A Silicon Valley-based company that specialises in the electrification of powertrains for large commercial vehicle (CV) applications, Wrightspeed prides itself on supplying highly efficient powertrains that allow fleet operators to obtain maximum payback per load. Chief Executive Ian Wright, who also happens to be a Co-Founder of Tesla, gave Megatrends an insight into the world of CV electrification.
Wrightspeed has recently launched a new vehicle range extender, which the company believes is “one of the most significant automotive innovations of the last 25 years.”
Dubbed the Fulcrum, the range extender uses an 80kW turbine generator that is one-tenth the weight of its piston generator counterparts commonly found in conventional internal combustion engines (ICEs). It is also 30% more efficient than existing turbine generators and is fuel agnostic, with the ability to burn diesel, compressed natural gas (CNG), liquefied natural gas (LNG), biodiesel, propane, kerosene and others.
“The Fulcrum has huge advantages over piston engines with the power to weight ratio. A 10,000 hour life engine like the Fulcrum with integrated generator only weighs 250 pounds. You can make a 10,000 hour life piston engine generator, but it weighs about 2,500 pounds. So immediately the Fulcrum offers a 10:1 weight advantage,” explains Wright.
When it comes to the CV segment, saving weight is a “vitally important part of saving fuel”. Therefore, Wright believes that the lightweight design of the Fulcrum is one of its most important features.
“There’s also a 10:1 advantage in emissions,” he continues. “As turbine engines use continuous combustion, and because there is a lot of excess running a very lean burn, the emissions are radically low. We believe the Fulcrum is at least ten times cleaner than any piston engine, allowing us to meet California’s strict emission standards without using any kind of after treatment.”
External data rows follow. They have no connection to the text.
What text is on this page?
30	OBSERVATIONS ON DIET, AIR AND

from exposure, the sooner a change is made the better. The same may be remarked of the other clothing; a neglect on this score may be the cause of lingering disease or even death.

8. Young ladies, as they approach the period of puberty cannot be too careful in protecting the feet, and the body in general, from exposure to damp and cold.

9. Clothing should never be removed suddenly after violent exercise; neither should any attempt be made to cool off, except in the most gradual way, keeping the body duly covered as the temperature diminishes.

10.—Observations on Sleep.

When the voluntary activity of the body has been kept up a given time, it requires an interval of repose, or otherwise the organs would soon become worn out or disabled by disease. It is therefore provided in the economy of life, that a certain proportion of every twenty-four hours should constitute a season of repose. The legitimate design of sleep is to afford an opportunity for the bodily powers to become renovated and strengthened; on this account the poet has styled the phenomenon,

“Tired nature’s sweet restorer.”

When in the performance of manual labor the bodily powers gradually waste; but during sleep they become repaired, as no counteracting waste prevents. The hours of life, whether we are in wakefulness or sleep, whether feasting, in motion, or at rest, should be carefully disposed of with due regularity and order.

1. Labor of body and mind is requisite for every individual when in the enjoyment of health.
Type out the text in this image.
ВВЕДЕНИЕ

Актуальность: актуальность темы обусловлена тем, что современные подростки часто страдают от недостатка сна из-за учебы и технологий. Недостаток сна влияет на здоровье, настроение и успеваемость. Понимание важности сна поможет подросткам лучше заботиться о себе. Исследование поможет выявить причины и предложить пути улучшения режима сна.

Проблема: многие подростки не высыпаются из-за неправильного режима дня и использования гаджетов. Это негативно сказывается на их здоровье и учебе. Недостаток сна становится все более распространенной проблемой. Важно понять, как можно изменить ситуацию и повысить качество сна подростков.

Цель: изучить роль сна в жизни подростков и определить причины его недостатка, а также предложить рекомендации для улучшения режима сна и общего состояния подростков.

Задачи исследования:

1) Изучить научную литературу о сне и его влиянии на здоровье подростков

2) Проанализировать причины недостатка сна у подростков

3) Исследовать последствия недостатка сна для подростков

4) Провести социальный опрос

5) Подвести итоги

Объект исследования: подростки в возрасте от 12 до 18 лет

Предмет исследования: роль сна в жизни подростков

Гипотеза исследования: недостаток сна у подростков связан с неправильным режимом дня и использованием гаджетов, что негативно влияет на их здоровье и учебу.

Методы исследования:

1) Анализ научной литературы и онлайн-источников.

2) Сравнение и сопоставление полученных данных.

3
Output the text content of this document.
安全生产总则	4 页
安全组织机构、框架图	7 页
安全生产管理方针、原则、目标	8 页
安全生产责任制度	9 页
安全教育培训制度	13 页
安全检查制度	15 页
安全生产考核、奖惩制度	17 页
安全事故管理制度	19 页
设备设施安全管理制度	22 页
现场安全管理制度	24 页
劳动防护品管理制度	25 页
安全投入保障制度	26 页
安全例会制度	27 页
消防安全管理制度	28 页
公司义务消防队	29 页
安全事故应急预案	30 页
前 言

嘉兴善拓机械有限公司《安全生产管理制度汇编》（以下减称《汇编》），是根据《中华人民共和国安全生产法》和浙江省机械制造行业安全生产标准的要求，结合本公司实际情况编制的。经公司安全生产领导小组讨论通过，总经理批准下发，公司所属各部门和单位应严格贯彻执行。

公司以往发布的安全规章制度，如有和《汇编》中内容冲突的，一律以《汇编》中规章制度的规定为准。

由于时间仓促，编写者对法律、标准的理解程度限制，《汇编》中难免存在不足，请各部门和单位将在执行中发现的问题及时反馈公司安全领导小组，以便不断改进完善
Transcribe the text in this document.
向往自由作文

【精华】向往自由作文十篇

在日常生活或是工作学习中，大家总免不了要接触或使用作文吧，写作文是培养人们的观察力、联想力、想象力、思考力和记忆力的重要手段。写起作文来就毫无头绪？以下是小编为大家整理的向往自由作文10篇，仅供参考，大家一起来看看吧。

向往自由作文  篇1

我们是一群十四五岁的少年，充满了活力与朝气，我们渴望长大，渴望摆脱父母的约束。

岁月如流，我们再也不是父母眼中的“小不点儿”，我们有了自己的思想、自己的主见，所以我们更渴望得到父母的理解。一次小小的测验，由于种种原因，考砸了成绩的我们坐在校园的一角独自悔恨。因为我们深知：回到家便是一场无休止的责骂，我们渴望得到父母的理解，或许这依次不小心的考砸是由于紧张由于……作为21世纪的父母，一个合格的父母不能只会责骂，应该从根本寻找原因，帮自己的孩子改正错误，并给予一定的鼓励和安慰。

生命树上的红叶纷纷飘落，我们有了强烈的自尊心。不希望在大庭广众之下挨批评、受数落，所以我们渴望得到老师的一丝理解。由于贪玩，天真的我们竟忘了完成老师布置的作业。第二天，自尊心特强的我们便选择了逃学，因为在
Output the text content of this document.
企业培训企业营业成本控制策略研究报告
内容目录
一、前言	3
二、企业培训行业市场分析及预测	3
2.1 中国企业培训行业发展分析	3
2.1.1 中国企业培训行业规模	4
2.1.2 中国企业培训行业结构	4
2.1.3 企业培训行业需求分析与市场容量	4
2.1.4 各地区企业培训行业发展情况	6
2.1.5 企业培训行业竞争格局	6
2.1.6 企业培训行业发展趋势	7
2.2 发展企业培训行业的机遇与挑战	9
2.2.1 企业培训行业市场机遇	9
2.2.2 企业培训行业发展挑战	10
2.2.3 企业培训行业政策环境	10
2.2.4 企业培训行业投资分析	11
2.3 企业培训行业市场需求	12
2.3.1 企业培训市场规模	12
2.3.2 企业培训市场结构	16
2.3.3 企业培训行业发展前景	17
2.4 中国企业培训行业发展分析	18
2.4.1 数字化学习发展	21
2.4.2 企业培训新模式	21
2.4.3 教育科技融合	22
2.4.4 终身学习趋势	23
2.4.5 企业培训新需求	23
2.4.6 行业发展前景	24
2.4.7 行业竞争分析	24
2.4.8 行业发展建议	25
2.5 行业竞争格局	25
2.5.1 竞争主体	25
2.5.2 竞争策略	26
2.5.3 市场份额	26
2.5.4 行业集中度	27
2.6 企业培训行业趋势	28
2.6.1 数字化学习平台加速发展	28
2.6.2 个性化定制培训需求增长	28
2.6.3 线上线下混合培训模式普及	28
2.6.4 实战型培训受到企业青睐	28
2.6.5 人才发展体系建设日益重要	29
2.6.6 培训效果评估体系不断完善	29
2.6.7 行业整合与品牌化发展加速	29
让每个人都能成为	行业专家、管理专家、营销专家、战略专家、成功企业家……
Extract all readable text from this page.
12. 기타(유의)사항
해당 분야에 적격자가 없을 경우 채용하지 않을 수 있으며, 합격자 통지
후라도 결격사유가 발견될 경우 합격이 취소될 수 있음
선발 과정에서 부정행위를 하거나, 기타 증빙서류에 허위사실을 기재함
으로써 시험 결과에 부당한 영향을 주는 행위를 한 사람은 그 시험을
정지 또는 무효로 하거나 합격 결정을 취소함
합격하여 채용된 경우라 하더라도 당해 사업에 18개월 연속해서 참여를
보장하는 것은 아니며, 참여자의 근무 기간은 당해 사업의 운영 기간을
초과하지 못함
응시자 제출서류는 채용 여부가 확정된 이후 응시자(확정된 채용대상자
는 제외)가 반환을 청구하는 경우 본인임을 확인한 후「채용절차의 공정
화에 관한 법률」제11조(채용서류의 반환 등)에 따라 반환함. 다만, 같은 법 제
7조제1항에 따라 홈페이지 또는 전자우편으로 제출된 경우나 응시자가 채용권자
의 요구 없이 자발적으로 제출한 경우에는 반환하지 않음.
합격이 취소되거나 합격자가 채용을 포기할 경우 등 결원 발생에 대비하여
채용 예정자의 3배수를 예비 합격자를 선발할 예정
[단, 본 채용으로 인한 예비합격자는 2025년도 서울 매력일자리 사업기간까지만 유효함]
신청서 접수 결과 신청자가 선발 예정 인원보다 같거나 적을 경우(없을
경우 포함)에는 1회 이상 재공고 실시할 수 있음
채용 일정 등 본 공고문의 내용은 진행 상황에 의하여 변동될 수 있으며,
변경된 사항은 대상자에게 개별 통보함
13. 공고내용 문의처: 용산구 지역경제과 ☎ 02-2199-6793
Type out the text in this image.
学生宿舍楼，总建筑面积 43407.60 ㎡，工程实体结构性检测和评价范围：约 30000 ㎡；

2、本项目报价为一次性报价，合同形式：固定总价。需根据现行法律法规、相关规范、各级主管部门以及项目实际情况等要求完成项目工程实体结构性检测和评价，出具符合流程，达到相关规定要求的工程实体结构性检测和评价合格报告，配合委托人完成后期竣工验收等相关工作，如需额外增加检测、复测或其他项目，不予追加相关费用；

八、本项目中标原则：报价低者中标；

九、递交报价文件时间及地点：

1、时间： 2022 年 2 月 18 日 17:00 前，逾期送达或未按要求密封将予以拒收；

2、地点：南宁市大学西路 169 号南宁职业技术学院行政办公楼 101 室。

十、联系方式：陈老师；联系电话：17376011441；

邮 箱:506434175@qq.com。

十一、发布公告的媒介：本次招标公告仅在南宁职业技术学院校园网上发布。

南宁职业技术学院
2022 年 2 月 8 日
Without the need for catalytic converters or particulate filters, Wright believes that the weight savings “slowly start to make a huge impact”. However, he is quick to point out that it is not all about weight saving. Wright is confident that the Fulcrum’s flexibility to use a variety of fuels, coupled with its advantages in noise, vibration and harshness (NVH), will make it a platform for the future of CVs: “The CV segment is very interested in using alternative fuels like natural gas because of the savings. But the conventional engines suffer from pumping losses, resulting in rapidly declining efficiency. You don’t get this problem with a turbine engine – the efficiency is exactly the same, no matter what fuel you use. The fact that the Fulcrum makes for a smooth and comfortable ride, is quiet, clean and light makes it a very appetising platform.”
So what makes the electrification of the CV segment “appetising” for fleet operators? Wright explains that not all CV fleets would benefit from applications like the Fulcrum, but larger trucks “could see enormous savings if they adopt electric powertrains.”
This is due to scalability. “Heavier trucks need more power, they need more torque, they need more storage, and the costs of powertrains go up. Simultaneously, as you go into that heavier vehicle segment and harder drive cycle, you find that the fuel savings go up much faster than the costs,” he says.
Using the Nissan Leaf as an example, Wright describes the economy of scale. The Leaf is “a little electric car, with a powertrain that is cheaper than one found in a medium-duty delivery truck. Its powertrain will be around 60% of the cost; but in the medium-duty truck, you are displacing a vehicle that’s burning 14,000 gallons of gasoline a year, and we can save well over half of that.”
Conceding that it may cost “twice as much” to build a powertrain for a Class 8 garbage truck as it does for a small delivery van, Wright suggests the heavy upfront cost can act as a strong deterrent to many fleets. On the other hand, “saving three to four times as much fuel leaves some people gobsmacked, and they can’t wait to receive their payback and start reaping the rewards.”
Wright is confident that most people’s reaction to the Fulcrum will be the latter. He has high hopes for the range extender, and thinks it will push Wrightspeed in the direction of segment domination: “In five years or so, we intend to be the dominant powertrain supplier in these applications. I think we will spread our technology wider than that by then, and you’ll start seeing some of it in high performance cars, and in other vehicles that you may not have considered at first. But in the heavy-duty segment, we will be dominating the high efficiency powertrain market.”
If the electrification of the CV segment is so compelling, why do some industry experts question its viability? Wright says that it comes down to engineering preference. “There are people who are zealots of one sort or another, and they believe in pure battery electric vehicles (BEVs) with no fuel burning at all, so they eliminate range extenders from their worlds,” he explains.
Taking this approach, Wright admits that pure electric CVs are not feasible. “We would need to put 16 of our battery packs on a Class 8 garbage truck if we didn’t use a range extender, which cost around US$15,000 each. This would take up half the useful payload of the garbage truck, and half the space they need for the load itself,” he says.
Using the Fulcrum enables Wrightspeed to have three battery packs onboard. Essentially, Wright says for the electrification of CVs to work, “you must use a range extended architecture.”